KRA has assessed the income tax and value added tax chargeable on payments and believes that Sh352 million is recoverable tax and Sh850.4 million as unpaid VAT.

The task force brings together the Office of the President, the Office of the Directorate of Public Prosecutions (ODPP), the Directorate of Criminal Investigations (DCI), KRA and the Asset Recovery Agency (ARA).

NO CONVICTIONS YET

So far, it has found out that besides the Sh791 million, an additional 15 companies also transacted business with the NYS in a questionable manner, raising the prospect of the total loss of funds to Sh1.6 billion.

A total of 11 business people have been taken to court to face charges of corruption and money laundering over the scandal.

Corruption suspects are always charged but rarely, if ever, convicted.

Ms Kabura claimed investigators conspired to bring faulty charges against her with the intention of undermining the case.

KRA has issued a first demand of Sh400 million from the beneficiaries of the questionable transactions.

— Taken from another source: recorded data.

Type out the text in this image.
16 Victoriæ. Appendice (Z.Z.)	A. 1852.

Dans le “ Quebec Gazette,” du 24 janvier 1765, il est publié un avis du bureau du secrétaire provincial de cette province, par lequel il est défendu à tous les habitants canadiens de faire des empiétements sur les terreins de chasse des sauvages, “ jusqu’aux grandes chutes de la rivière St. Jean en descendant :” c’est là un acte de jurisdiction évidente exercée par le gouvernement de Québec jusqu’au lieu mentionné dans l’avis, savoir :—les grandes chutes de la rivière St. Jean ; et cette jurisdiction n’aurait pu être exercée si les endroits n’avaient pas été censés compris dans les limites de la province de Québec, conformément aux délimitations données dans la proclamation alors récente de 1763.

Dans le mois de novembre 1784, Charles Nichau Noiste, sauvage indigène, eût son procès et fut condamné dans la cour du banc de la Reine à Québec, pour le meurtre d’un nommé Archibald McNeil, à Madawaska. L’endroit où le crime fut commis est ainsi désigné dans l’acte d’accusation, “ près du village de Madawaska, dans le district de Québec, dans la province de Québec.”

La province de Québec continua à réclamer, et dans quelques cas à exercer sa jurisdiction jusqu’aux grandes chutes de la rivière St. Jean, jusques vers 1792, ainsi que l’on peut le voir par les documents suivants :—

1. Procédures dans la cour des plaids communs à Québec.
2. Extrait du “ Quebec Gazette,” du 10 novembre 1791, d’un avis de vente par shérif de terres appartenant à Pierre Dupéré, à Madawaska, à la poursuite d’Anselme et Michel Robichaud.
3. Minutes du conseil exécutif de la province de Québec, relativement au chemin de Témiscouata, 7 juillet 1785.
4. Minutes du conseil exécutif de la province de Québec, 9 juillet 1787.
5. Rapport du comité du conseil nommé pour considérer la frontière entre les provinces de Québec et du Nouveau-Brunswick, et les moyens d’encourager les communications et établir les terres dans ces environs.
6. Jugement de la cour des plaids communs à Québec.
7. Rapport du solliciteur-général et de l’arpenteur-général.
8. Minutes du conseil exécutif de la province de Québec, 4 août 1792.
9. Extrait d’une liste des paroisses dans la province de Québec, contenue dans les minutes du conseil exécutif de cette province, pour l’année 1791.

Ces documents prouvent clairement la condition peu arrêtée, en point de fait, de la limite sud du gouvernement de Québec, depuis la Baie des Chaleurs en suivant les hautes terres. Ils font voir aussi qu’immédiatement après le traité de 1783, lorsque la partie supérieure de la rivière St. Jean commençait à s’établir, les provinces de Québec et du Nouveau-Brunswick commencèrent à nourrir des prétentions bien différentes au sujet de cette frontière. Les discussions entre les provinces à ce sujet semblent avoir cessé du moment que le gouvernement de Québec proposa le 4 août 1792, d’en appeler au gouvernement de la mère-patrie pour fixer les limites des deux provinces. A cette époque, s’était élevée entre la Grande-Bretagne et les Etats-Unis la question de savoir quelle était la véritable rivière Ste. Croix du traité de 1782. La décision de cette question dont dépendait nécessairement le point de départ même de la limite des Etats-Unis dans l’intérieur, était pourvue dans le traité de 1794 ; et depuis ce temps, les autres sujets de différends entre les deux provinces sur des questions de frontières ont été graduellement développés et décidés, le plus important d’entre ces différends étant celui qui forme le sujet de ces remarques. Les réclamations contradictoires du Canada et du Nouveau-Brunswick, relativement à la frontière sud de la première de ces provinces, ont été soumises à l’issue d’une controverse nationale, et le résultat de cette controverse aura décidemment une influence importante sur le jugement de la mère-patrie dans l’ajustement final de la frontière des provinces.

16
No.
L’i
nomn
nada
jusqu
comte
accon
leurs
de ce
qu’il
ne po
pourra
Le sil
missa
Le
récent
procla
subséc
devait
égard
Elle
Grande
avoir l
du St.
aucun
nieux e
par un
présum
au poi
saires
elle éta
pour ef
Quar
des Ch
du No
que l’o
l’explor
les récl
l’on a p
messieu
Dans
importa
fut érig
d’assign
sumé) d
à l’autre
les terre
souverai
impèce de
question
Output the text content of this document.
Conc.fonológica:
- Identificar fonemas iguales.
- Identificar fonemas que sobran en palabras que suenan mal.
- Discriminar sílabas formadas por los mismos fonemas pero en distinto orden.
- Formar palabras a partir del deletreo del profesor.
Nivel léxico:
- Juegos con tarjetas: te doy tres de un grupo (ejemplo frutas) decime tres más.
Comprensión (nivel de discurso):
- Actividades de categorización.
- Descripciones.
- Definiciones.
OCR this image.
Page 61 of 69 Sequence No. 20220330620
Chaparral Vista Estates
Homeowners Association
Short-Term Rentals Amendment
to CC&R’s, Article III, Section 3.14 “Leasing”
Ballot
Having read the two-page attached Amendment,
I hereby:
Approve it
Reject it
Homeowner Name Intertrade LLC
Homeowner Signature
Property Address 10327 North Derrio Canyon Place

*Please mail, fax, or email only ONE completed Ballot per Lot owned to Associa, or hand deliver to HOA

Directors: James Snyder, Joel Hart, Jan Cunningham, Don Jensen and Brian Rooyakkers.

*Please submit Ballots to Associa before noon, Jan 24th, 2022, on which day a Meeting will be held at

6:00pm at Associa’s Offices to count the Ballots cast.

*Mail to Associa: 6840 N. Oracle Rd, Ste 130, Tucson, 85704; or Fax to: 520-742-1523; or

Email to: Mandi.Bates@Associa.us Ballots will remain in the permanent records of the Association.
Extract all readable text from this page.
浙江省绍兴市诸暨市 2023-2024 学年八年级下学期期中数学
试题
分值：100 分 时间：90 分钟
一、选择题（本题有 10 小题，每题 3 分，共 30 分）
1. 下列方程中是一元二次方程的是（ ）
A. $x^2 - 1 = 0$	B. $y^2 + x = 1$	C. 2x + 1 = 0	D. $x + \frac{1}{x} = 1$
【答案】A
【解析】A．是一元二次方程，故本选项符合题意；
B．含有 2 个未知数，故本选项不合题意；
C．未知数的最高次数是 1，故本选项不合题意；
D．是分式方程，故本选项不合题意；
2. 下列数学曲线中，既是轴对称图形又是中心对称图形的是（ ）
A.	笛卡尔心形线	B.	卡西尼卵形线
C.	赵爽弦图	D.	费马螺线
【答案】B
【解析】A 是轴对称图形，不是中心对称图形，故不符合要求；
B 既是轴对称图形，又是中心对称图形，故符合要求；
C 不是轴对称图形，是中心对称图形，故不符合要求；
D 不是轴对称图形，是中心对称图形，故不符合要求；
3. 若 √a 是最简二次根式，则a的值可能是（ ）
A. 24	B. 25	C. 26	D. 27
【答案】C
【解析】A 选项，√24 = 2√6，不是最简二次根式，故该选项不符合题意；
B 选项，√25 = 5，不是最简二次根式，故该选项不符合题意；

The file was submitted to the ODPP, recommending the prosecution of suspects for evading tax payment last December.

“A meeting was thereafter held on January 8, 2016 between KRA, EACC and ODPP to review the file, where further areas of investigations were agreed on. The ODPP has since completed the review of the file and forwarded the same with recommendations to both the KRA and EACC on areas to be covered with EACC as the lead investigator,” said a report from the task force.

Sources said it is the new areas of investigations that have pushed up the amount of income tax and VAT, which KRA is demanding from the beneficiaries under the provisions of the Anti-Corruption and Economic Crimes Act.

Following the task force decision to place all investigations under its technical team, the EACC will be required to work under its ambit in identifying the level of tax evasion in the NYS scandal. “Once completed, the file is to be forwarded to the DPP for further directions,” it said.

The report shows that four additional NYS cases which involved a total of Sh321.5 million have also been assessed by the KRA for tax evasion.

The cases involve the Sh302 million spent on consultancy services for youth, women and people with disabilities, Sh15 million for construction of NYS camps, Sh4 million for the Naro Moru retreat and Sh500,000 used in the repair of a vehicle used by the service’s director.

The investigations into the NYS scandal have gone a notch higher after Ms Kabura claimed former Devolution Cabinet Secretary Anne Waiguru got a share of Sh791 million in question.